Wednesday, July 19, 2023

Trump Cards, Con't

 
The federal judge overseeing Donald Trump’s criminal case in South Florida said Tuesday she doesn’t think the 2024 election will be a deciding factor for her in determining when the ex-president's historic trial begins.

U.S. District Court Judge Aileen Cannon made the comment during a nearly two-hour public hearing on the 37-count criminal indictment that Special Counsel Jack Smith secured in June against Trump and his personal valet and co-defendant, Walt Nauta.

Among Cannon's top early priorities is establishing a schedule for the legal proceedings, and Tuesday's hearing marked the first time she's brought together federal prosecutors and defense attorneys for Trump and Nauta to discuss the matter.

Smith's team has been pressing for a mid-December beginning to the Trump trial, while lawyers for Trump and Nauta want the entire proceeding postponed until after the 2024 election that the former president is running in with the hope of winning back his old White House job.

During Tuesday's hearing, Smith's team appeared to concede their December proposal was aspirational.

"We feel it is very important that we have a trial date to work from, realizing that the trial date may not be set in stone," said Jay Bratt, the Chief of the Counterintelligence and Export Control Section of the Justice Department's National Security Division.

Such a schedule may depend on whether the cases against Trump and Nauta are labeled complex, a designation that the government has opposed. Cannon appeared inclined to find that it was, pressing prosecutors on whether any similar Espionage Act case had such an ambitious schedule. Bratt appeared to concede that he couldn't find one, though he added that Trump's case was different from the fold in an important aspect. The evidence has been available for nearly a year, since the FBI searched and seized the documents at issue in the case in August 2022.

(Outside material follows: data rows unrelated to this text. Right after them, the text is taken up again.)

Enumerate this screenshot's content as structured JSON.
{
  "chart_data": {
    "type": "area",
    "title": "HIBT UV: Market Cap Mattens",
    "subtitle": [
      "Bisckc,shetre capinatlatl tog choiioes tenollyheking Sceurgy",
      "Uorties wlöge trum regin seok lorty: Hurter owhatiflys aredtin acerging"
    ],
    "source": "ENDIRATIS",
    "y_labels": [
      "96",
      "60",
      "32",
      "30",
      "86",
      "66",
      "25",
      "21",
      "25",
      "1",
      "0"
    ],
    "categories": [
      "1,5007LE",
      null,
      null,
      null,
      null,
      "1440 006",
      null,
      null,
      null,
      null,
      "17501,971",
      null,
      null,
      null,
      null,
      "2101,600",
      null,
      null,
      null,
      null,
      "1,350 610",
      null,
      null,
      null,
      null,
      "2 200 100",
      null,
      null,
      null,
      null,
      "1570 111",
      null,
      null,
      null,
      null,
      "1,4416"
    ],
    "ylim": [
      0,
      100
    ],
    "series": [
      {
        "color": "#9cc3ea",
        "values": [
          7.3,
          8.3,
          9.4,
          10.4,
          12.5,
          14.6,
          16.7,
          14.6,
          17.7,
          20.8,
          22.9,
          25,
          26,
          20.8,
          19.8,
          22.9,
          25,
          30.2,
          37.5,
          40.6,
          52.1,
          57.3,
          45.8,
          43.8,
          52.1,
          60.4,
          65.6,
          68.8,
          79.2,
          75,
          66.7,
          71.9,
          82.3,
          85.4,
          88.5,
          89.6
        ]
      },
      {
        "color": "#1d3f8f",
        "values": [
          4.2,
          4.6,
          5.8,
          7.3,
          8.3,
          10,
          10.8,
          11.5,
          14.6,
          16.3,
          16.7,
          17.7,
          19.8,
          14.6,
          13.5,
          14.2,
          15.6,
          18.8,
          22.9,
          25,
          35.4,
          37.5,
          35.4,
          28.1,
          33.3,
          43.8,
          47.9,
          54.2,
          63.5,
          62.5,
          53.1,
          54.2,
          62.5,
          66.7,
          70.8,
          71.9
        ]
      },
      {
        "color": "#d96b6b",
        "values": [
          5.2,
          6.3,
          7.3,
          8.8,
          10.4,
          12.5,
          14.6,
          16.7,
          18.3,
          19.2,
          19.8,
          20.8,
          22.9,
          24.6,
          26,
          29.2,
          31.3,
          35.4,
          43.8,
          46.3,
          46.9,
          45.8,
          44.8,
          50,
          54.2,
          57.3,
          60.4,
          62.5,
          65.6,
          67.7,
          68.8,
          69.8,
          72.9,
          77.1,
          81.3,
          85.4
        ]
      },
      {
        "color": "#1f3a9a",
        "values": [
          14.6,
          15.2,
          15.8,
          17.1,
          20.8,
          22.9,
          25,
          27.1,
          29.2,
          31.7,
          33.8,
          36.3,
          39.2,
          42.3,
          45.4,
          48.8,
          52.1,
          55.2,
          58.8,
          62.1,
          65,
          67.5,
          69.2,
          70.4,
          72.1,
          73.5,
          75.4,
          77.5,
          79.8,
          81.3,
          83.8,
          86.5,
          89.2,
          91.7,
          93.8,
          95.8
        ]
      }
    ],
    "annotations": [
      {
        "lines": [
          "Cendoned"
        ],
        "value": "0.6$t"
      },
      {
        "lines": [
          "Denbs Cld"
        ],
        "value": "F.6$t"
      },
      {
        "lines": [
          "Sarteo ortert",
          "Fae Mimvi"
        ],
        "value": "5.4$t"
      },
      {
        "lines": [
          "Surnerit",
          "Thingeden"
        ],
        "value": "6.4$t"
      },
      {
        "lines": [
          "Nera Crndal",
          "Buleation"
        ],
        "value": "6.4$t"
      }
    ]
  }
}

Pressing both the government and the defense, Cannon similarly showed little interest in basing her ultimate decision on waiting until the November 2024 election has passed.

"I can appreciate that more time is necessary, but we need to set a schedule," Cannon told Trump's attorney, Todd Blanche, early in the afternoon session.

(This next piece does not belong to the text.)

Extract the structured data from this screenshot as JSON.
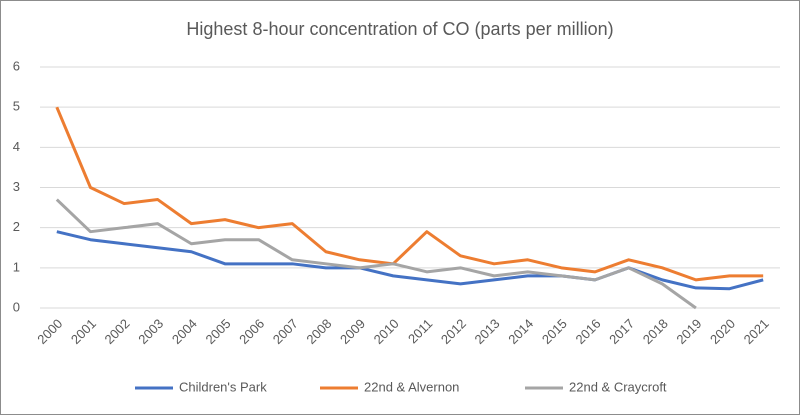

Cannon, a Trump appointee, did not issue a decision on a trial date during Tuesday's hearing. Instead, she said she'd be weighing a number of other factors in determining a schedule, including the volume of discovery materials Smith team will be handing over to Trump's defense so it can prepare for the trial.

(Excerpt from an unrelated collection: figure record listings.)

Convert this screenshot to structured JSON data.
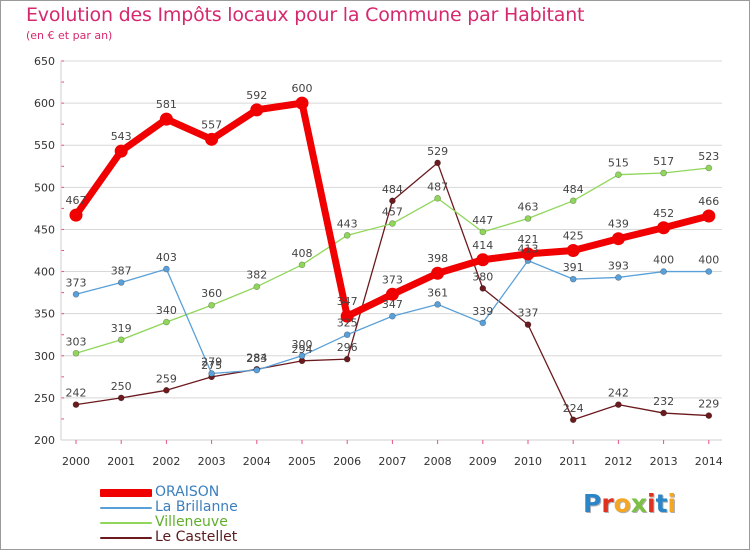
{
  "title": "Evolution des Impôts locaux pour la Commune par Habitant",
  "subtitle": "(en € et par an)",
  "logo_text": "Proxiti",
  "colors": {
    "title": "#d6286e",
    "grid": "#d8d8d8",
    "axis_tick": "#e8527e"
  },
  "chart_data": {
    "type": "line",
    "title": "Evolution des Impôts locaux pour la Commune par Habitant",
    "subtitle": "(en € et par an)",
    "xlabel": "",
    "ylabel": "",
    "x": [
      "2000",
      "2001",
      "2002",
      "2003",
      "2004",
      "2005",
      "2006",
      "2007",
      "2008",
      "2009",
      "2010",
      "2011",
      "2012",
      "2013",
      "2014"
    ],
    "ylim": [
      200,
      650
    ],
    "yticks": [
      200,
      250,
      300,
      350,
      400,
      450,
      500,
      550,
      600,
      650
    ],
    "grid": "horizontal",
    "legend_position": "bottom-left",
    "series": [
      {
        "name": "Le Castellet",
        "color": "#6b1a1e",
        "style": "thin",
        "values": [
          242,
          250,
          259,
          275,
          284,
          294,
          296,
          484,
          529,
          380,
          337,
          224,
          242,
          232,
          229
        ],
        "labels": [
          "242",
          "250",
          "259",
          "275",
          "284",
          "294",
          "296",
          "484",
          "529",
          "380",
          "337",
          "224",
          "242",
          "232",
          "229"
        ]
      },
      {
        "name": "Villeneuve",
        "color": "#8fd65a",
        "style": "thin",
        "values": [
          303,
          319,
          340,
          360,
          382,
          408,
          443,
          457,
          487,
          447,
          463,
          484,
          515,
          517,
          523
        ],
        "labels": [
          "303",
          "319",
          "340",
          "360",
          "382",
          "408",
          "443",
          "457",
          "487",
          "447",
          "463",
          "484",
          "515",
          "517",
          "523"
        ]
      },
      {
        "name": "La Brillanne",
        "color": "#5aa0d8",
        "style": "thin",
        "values": [
          373,
          387,
          403,
          279,
          283,
          300,
          325,
          347,
          361,
          339,
          413,
          391,
          393,
          400,
          400
        ],
        "labels": [
          "373",
          "387",
          "403",
          "279",
          "283",
          "300",
          "325",
          "347",
          "361",
          "339",
          "413",
          "391",
          "393",
          "400",
          "400"
        ]
      },
      {
        "name": "ORAISON",
        "color": "#f00000",
        "style": "thick",
        "values": [
          467,
          543,
          581,
          557,
          592,
          600,
          347,
          373,
          398,
          414,
          421,
          425,
          439,
          452,
          466
        ],
        "labels": [
          "467",
          "543",
          "581",
          "557",
          "592",
          "600",
          "347",
          "373",
          "398",
          "414",
          "421",
          "425",
          "439",
          "452",
          "466"
        ]
      }
    ],
    "legend": [
      "ORAISON",
      "La Brillanne",
      "Villeneuve",
      "Le Castellet"
    ]
  }
}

Court watchers have viewed the trial schedule as a key test for Cannon, whose rulings in favor of the 45th president of the United States received a blistering rebuke late last year.

After the FBI seized the documents from Mar-a-Lago in August 2022, Cannon issued an injunction blocking the government from using them in their investigation. A three-judge panel of the 11th Circuit overturned that order in a blistering rebuke that accused Cannon of undertaking a “radical” restructuring of criminal procedure on behalf of the ex-president.

In the shadow of that decision, Cannon shot down attempts by Trump's team to weigh the case's political backdrop into her consideration, or for prosecutors to respond to insinuations of political persecution by the former president's legal team. Trump's attorney Christopher Kise previously hinted, but had not outright stated, that they wanted to postpone a trial until after the 2024 election.

At one point, Cannon pressed Kise to go on-the-record about that desire.

"Your position is there can be no trial until after the election?" the judge asked.

After Kise answered in the affirmative, Cannon told him that the volume of discovery and anticipated motions would provide a more "suitable" framework for her under the Speedy Trial Act. Trump's attorneys previously accused the government of seeking an "expedited" criminal trial, but special counsel attorney David Harbach said that this formulation gets it backwards.

"It's not a speedy trial that has to be justified," Harbach noted. "It's deviation from a speedy trial that has to be justified."

Despite the unprecedented Justice Department prosecution of a former president, Harbach argued that Trump was no different from any other "busy, important person" who's been indicted.
 
Judge Cannon was all but begging Trump's lawyers to give her a discovery excuse, that the volume of documents would be too much for Trump's team to handle before at least this time next year or something perverse like that.

I don't know exactly how she's going to delay this case until after the election, but it looks like she's going to try.